The Denver Broncos and San Francisco 49ers will play their Week 8 game in London’s Wembley Stadium. While NFL fans these days are pretty much used to games being played outside the U.S., most may be surprised that the league’s first venture onto foreign soil occurred 60 years ago.

While it wasn’t played overseas, the game marked the first of many games that were played in the 1950s and ‘60s in Canada. The New York Giants traveled to Canada’s capital to face the Ottawa Roughriders in an exhibition game.

Unlike Sunday’s 49ers-Broncos game, the players in 1950 had a bit of trouble adjusting to the game played on Aug. 12, 1950 in Ottawa’s Landsdowne Park. That’s because the first half was played using Canadian rules before switching to NFL rules in the second half.

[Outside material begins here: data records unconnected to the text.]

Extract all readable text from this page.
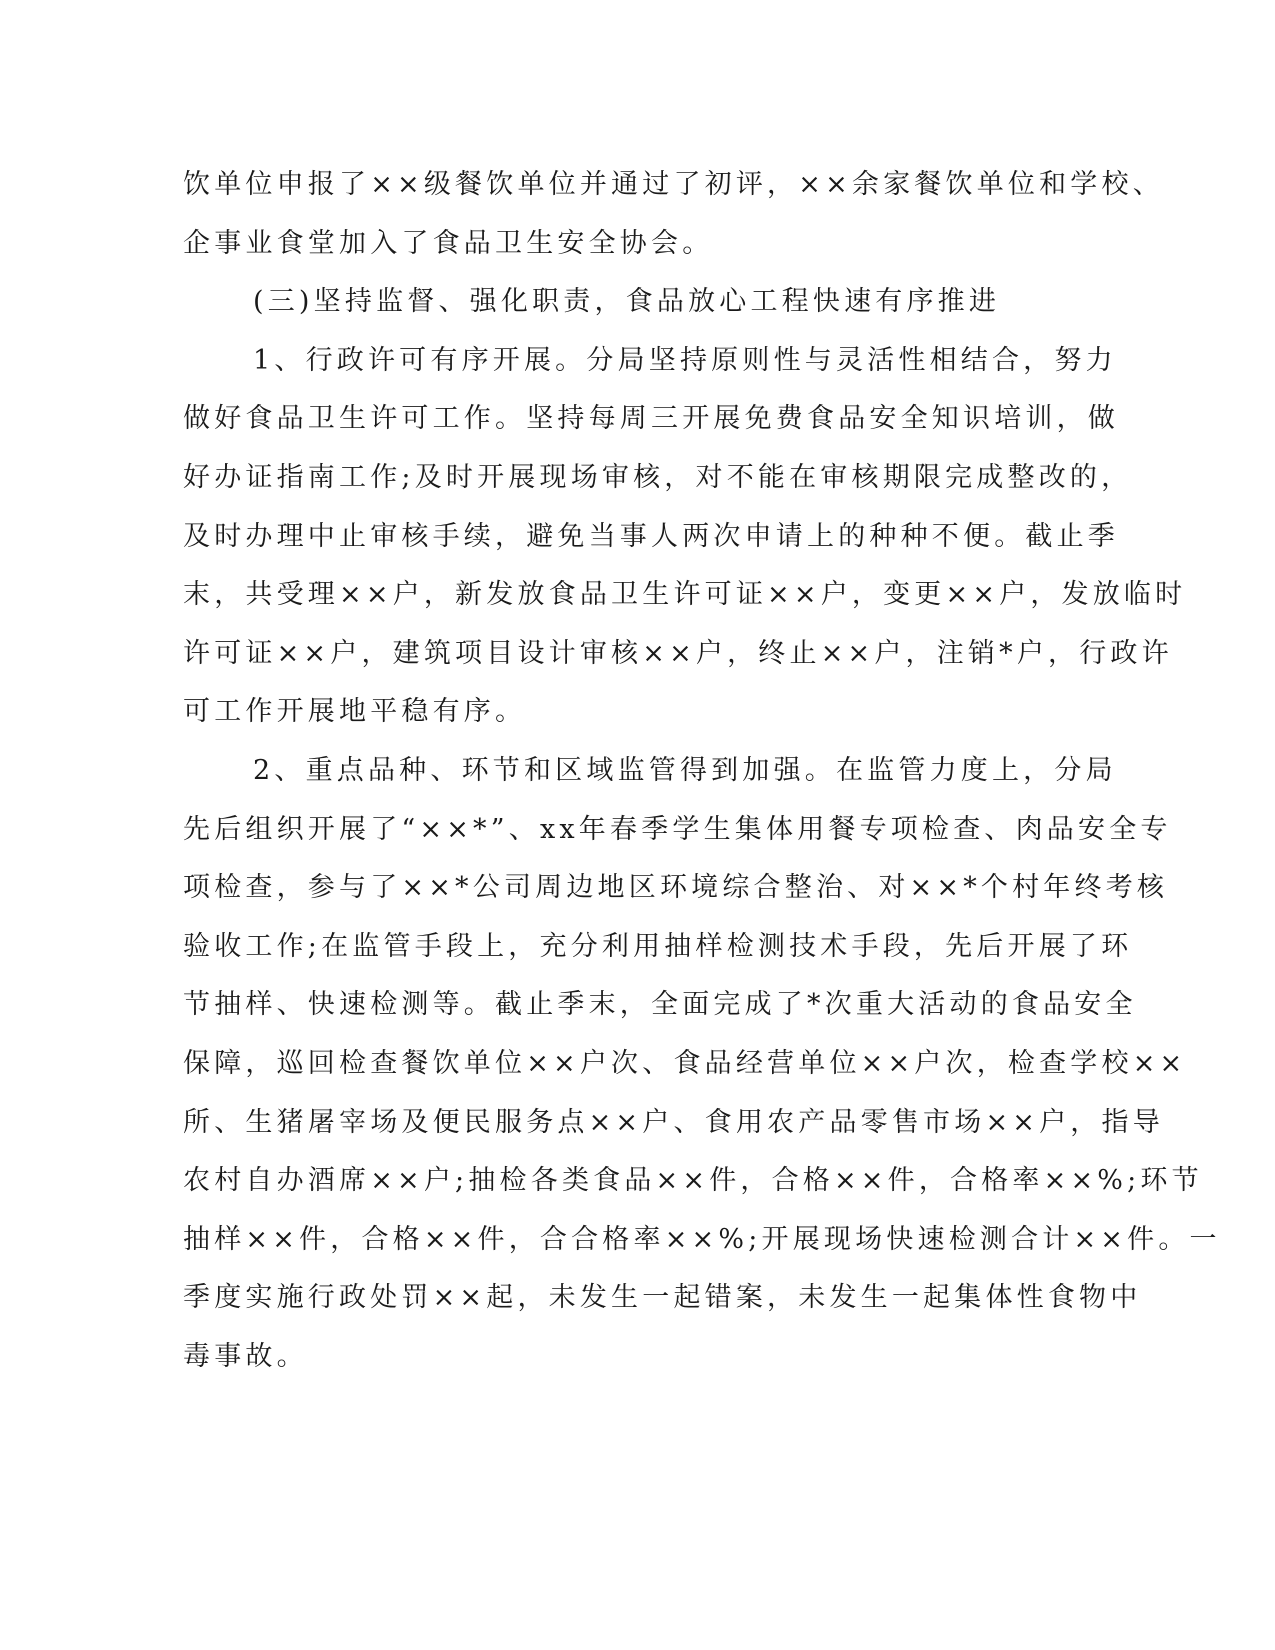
饮单位申报了××级餐饮单位并通过了初评，××余家餐饮单位和学校、
企事业食堂加入了食品卫生安全协会。
(三)坚持监督、强化职责，食品放心工程快速有序推进
1、行政许可有序开展。分局坚持原则性与灵活性相结合，努力
做好食品卫生许可工作。坚持每周三开展免费食品安全知识培训，做
好办证指南工作;及时开展现场审核，对不能在审核期限完成整改的，
及时办理中止审核手续，避免当事人两次申请上的种种不便。截止季
末，共受理××户，新发放食品卫生许可证××户，变更××户，发放临时
许可证××户，建筑项目设计审核××户，终止××户，注销*户，行政许
可工作开展地平稳有序。
2、重点品种、环节和区域监管得到加强。在监管力度上，分局
先后组织开展了“××*”、xx年春季学生集体用餐专项检查、肉品安全专
项检查，参与了××*公司周边地区环境综合整治、对××*个村年终考核
验收工作;在监管手段上，充分利用抽样检测技术手段，先后开展了环
节抽样、快速检测等。截止季末，全面完成了*次重大活动的食品安全
保障，巡回检查餐饮单位××户次、食品经营单位××户次，检查学校××
所、生猪屠宰场及便民服务点××户、食用农产品零售市场××户，指导
农村自办酒席××户;抽检各类食品××件，合格××件，合格率××%;环节
抽样××件，合格××件，合合格率××%;开展现场快速检测合计××件。一
季度实施行政处罚××起，未发生一起错案，未发生一起集体性食物中
毒事故。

The difference in rules stymied the Giants a bit in the game but they used their superior size and speed to defeat their northern counterparts, 27-6.  Perhaps the biggest adjustment for the Giants was the Canadian rule of no interference past ten yards. That stripped away a strength of the Giants' defense that excelled in the days before bump-and-run. Add to the fact, the New York Football Giants only had three downs to move the ball on offense and they escaped the first half with a narrow 13-6 lead.

At halftime, the field was narrowed to NFL standards with makeshift lines and the game switched to being played under NFL rules.

But, before the switch, there were some interesting scoring plays including a pair of rouges, one for each team. A rouge is a one-point score as the result of punting the football into or out of the end zone. The Giants punter Tom Landry (yes that Tom Landry, the legendary coach of the Dallas Cowboys) picked up what has to be the lone rouge of his pro football career! The only other scoring for the Rough Riders was a touchdown scored early in the contest. The TD was worth five points but their conversion failed (thank goodness they picked up a rouge shortly thereafter).

The game could have been far more lopsided had a penalty not voided a nice 60-yard TD run by the Giants that was called back because New York’s end Al Schmid forgot the Canadian rules and threw a block downfield. Speaking of penalties, the Giants also were flagged 15 yards for “high tackling” which was in violation of the Canadian rules.

I'm sure that Mike Singletary and Josh McDaniels will be pleased that their players won’t have to remember two sets of playing rules on Sunday in London.